Patience and compassion are essential in counseling women during a divorce


    As a financial advisor and RIA owner with a practice focused on divorced and divorced women, The struggle for women’s rights is only part of a larger struggle for inclusivity that includes my approach to financial literacy, impact investing, and advocacy for children and adults with special needs.

    For me, the biggest barrier to working with women going through divorce is financial illiteracy – or rather the fear of being perceived as financially illiterate.

    Financial literacy is not something we take in with the air we breathe. It takes time, effort, and training – something that even seasoned, practical entrepreneurs will be happy to admit is the number one reason to hire a financial advisor in the first place. You may know a stock in a bond and know about trusts and family governance, but want help finding personalized financial plans and solid investment programs that suit your lifestyle and old goals.

    People in the midst of a marital breakdown feel overwhelmed and vulnerable – especially if their role in the marriage was primarily a “housewife” rather than a “breadwinner”. Some women in this position, often not the partner pushing for divorce, feel anxious, angry, sad, confused, and too disturbed to focus on things like money.

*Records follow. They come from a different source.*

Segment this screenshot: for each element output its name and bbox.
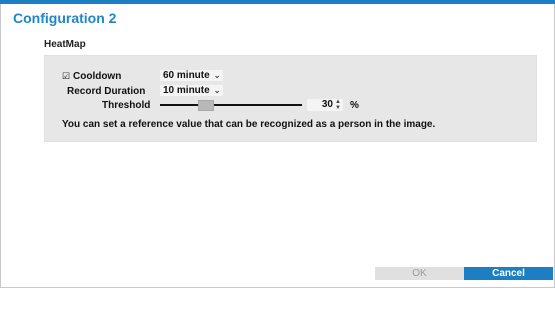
threshold-slider-track[interactable]: [160, 104, 302, 106]
configuration-dialog: Configuration 2 HeatMap ☑ Cooldown 60 mi…: [0, 4, 555, 288]
cooldown-label: Cooldown: [73, 71, 122, 82]
threshold-unit: %: [350, 100, 359, 111]
dialog-title: Configuration 2: [13, 10, 117, 26]
record-duration-label: Record Duration: [67, 86, 146, 97]
chevron-down-icon: ⌄: [213, 71, 221, 80]
threshold-slider-thumb[interactable]: [198, 100, 214, 111]
threshold-label: Threshold: [102, 100, 151, 111]
spin-arrows-icon[interactable]: ▲ ▼: [334, 99, 342, 111]
chevron-down-icon: ⌄: [213, 86, 221, 95]
record-duration-value: 10 minute: [163, 85, 210, 96]
cooldown-value: 60 minute: [163, 70, 210, 81]
threshold-hint-text: You can set a reference value that can b…: [62, 119, 436, 130]
section-label-heatmap: HeatMap: [44, 39, 86, 50]
cooldown-select[interactable]: 60 minute ⌄: [160, 70, 224, 81]
heatmap-settings-panel: ☑ Cooldown 60 minute ⌄ Record Duration 10…: [44, 55, 537, 142]
cooldown-checkbox[interactable]: ☑: [62, 72, 71, 81]
cancel-button[interactable]: Cancel: [464, 267, 553, 280]
ok-button[interactable]: OK: [375, 267, 464, 280]
threshold-spinbox[interactable]: 30 ▲ ▼: [307, 99, 343, 111]
record-duration-select[interactable]: 10 minute ⌄: [160, 85, 224, 96]
threshold-value: 30: [321, 99, 333, 110]
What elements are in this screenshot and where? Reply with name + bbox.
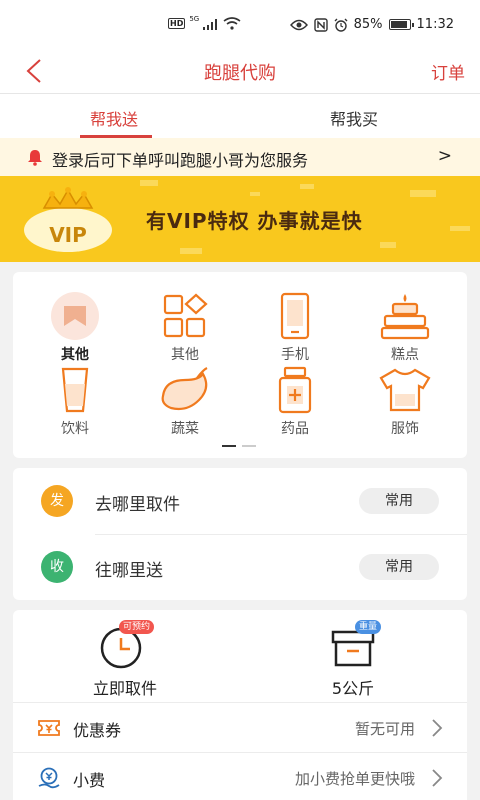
status-bar: HD 5G 85% 11:32 [0,0,480,48]
bookmark-icon [51,292,99,340]
delivery-address-row[interactable]: 收 往哪里送 常用 [13,534,467,600]
category-other-selected[interactable]: 其他 [40,292,110,364]
vip-slogan: 有VIP特权 办事就是快 [146,209,363,233]
vip-crown-badge: VIP [24,187,112,252]
login-notice[interactable]: 登录后可下单呼叫跑腿小哥为您服务 > [0,138,480,176]
coupon-label: 优惠券 [73,721,122,740]
wifi-icon [223,17,241,30]
cup-icon [61,367,89,413]
status-left: HD 5G [168,14,241,30]
delivery-frequent-button[interactable]: 常用 [359,554,439,580]
clock-time: 11:32 [416,17,454,32]
tip-row[interactable]: 小费 加小费抢单更快哦 [13,752,467,800]
category-label: 糕点 [391,347,419,363]
vip-banner[interactable]: VIP 有VIP特权 办事就是快 [0,176,480,262]
pickup-tag: 发 [41,485,73,517]
tab-bar: 帮我送 帮我买 [0,94,480,138]
pickup-time-option[interactable]: 可预约 立即取件 [65,620,185,699]
category-grid: 其他 其他 手机 糕点 饮料 蔬菜 药品 服饰 [13,272,467,458]
category-label: 手机 [281,347,309,363]
banner-decoration [450,226,470,231]
banner-decoration [140,180,158,186]
battery-percent: 85% [353,17,383,32]
banner-decoration [180,248,202,254]
network-type-label: 5G [189,14,200,23]
banner-decoration [380,242,396,248]
shirt-icon [379,368,431,412]
coupon-value: 暂无可用 [354,720,415,738]
category-label: 药品 [281,421,309,437]
alarm-icon [334,18,348,32]
banner-decoration [250,192,260,196]
vip-badge-text: VIP [49,223,87,247]
category-pastry[interactable]: 糕点 [370,292,440,364]
tip-value: 加小费抢单更快哦 [294,770,415,788]
pickup-time-badge: 可预约 [119,620,155,634]
battery-icon [388,19,414,30]
page-indicator-inactive [242,445,256,447]
category-label: 其他 [61,347,89,363]
category-label: 蔬菜 [171,421,199,437]
bell-icon [28,150,42,166]
category-label: 其他 [171,347,199,363]
order-options-card: 可预约 立即取件 重量 5公斤 优惠券 暂无可用 小费 加小费抢单更快哦 [13,610,467,800]
pickup-address-text: 去哪里取件 [95,495,180,515]
category-drinks[interactable]: 饮料 [40,366,110,438]
category-label: 饮料 [61,421,89,437]
tab-send-for-me[interactable]: 帮我送 [90,106,138,130]
status-right: 85% 11:32 [289,17,454,32]
category-clothing[interactable]: 服饰 [370,366,440,438]
category-vegetables[interactable]: 蔬菜 [150,366,220,438]
medicine-icon [278,366,312,414]
category-other[interactable]: 其他 [150,292,220,364]
notice-arrow: > [437,146,452,166]
signal-icon [203,18,218,30]
category-label: 服饰 [391,421,419,437]
banner-decoration [410,190,436,197]
eggplant-icon [161,367,208,411]
phone-icon [280,292,310,340]
page-indicator-active [222,445,236,447]
weight-option[interactable]: 重量 5公斤 [293,620,413,699]
tab-buy-for-me[interactable]: 帮我买 [330,106,378,130]
pickup-time-label: 立即取件 [92,679,157,698]
page-title: 跑腿代购 [204,63,276,84]
coupon-icon [38,720,60,736]
hd-badge: HD [168,18,186,29]
weight-label: 5公斤 [331,679,375,698]
pickup-frequent-button[interactable]: 常用 [359,488,439,514]
address-card: 发 去哪里取件 常用 收 往哪里送 常用 [13,468,467,600]
nfc-icon [313,17,328,32]
weight-badge: 重量 [355,620,382,634]
pickup-address-row[interactable]: 发 去哪里取件 常用 [13,468,467,535]
tip-label: 小费 [73,771,106,790]
nav-bar: 跑腿代购 订单 [0,48,480,94]
delivery-address-text: 往哪里送 [95,561,163,581]
chevron-right-icon [432,769,443,787]
category-phone[interactable]: 手机 [260,292,330,364]
chevron-right-icon [432,719,443,737]
coupon-row[interactable]: 优惠券 暂无可用 [13,702,467,752]
delivery-tag: 收 [41,551,73,583]
orders-link[interactable]: 订单 [431,59,465,84]
category-medicine[interactable]: 药品 [260,366,330,438]
cake-icon [380,294,430,340]
grid-icon [163,293,208,338]
tip-icon [38,767,60,789]
box-icon: 重量 [325,620,382,670]
notice-text: 登录后可下单呼叫跑腿小哥为您服务 [52,151,309,170]
clock-icon: 可预约 [97,620,155,670]
banner-decoration [300,184,314,189]
eye-icon [289,19,308,30]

To the extent that finances come into play, it is typical to conjure up the specter of being financially disadvantaged after the official breakup.

    It’s a matter of trust

    I am working on replacing those negative emotions now and over time with a more realistic understanding of their finances. I’m working on educating them, starting with the premise that there is no such thing as a stupid question. I see their confidence return as they learn that the parts they need are there and just need to be rearranged. I also help by understanding the pros and cons of corporate compensation so that I can provide insight into fair settlements.

    It is incredibly gratifying to see her confidence blossom.

    Nevertheless, I can definitely empathize with gaps in trust. My son is approaching adulthood as a person with special needs. He has Down syndrome. When I reply to friends who ask how Dylan influenced my life, I often say, “How has not he changed it? “It’s like entering a new realm of being or, like Dorothy, suddenly inhabiting a country that I had never visited or even thought of before. I started in utter panic, haunted by discomfort and fear, and literally had to drain my courage My patience, maybe never a strong suit, became a noticeable trait.

    Dylan made me a better person, but more importantly, he gave me a sense of mission that took shape in different ways. When my son was young, his father and I divorced, and I set out to start my own independent wealth management practice for women who had been divorced.

    I raised a child with special needs, saw the fall of my marriage, and started a business at the same time. But as I tried, I found that I was working to create a level playing field that absolutely needed to be leveled. Just as clients came to me to help me ensure a fair allocation of the assets built up in their married life, my son needed support, education, and attention to pave the way for him.

    Milestones and Withdrawals

    Within a year of starting my independent practice, I co-founded the IDEAL School of Manhattan. The school offers K-12 classes with small classes. a high teacher to student ratio; and a commitment to academic success, social justice and diversity.

    Last year I had the pleasure of watching my son at a graduation ceremony and receiving his graduation certificate from IDEAL School. I cannot express my pride in him.

    I also cannot express how important it is for all of us to recover from everyday stress and special circumstances.

    Personally, I try to find the balance between support and professionalism on the one hand and feeling like my lifeline on the other. The lines are always blurry and sometimes they are crossed, and when I’m “on” I just give it my all. But I’ve also learned to leave everything in the office when I’m at home. Unless it is an emergency, I am essentially disconnected from the power grid.

    It’s not just feeling overwhelmed that hoists flags. Those of us who are getting divorced are prone to “compassionate fatigue” and become numb to cases that are not particularly extreme by comparison. When that makes itself felt in my life, I know it’s time to take a healthy step back and spend a few days recharging – for me, my clients, and my family.

    Michelle Smith is a divorce finance specialist and the founder and CEO of Source Financial Advisors and Wife2CFO based in New York.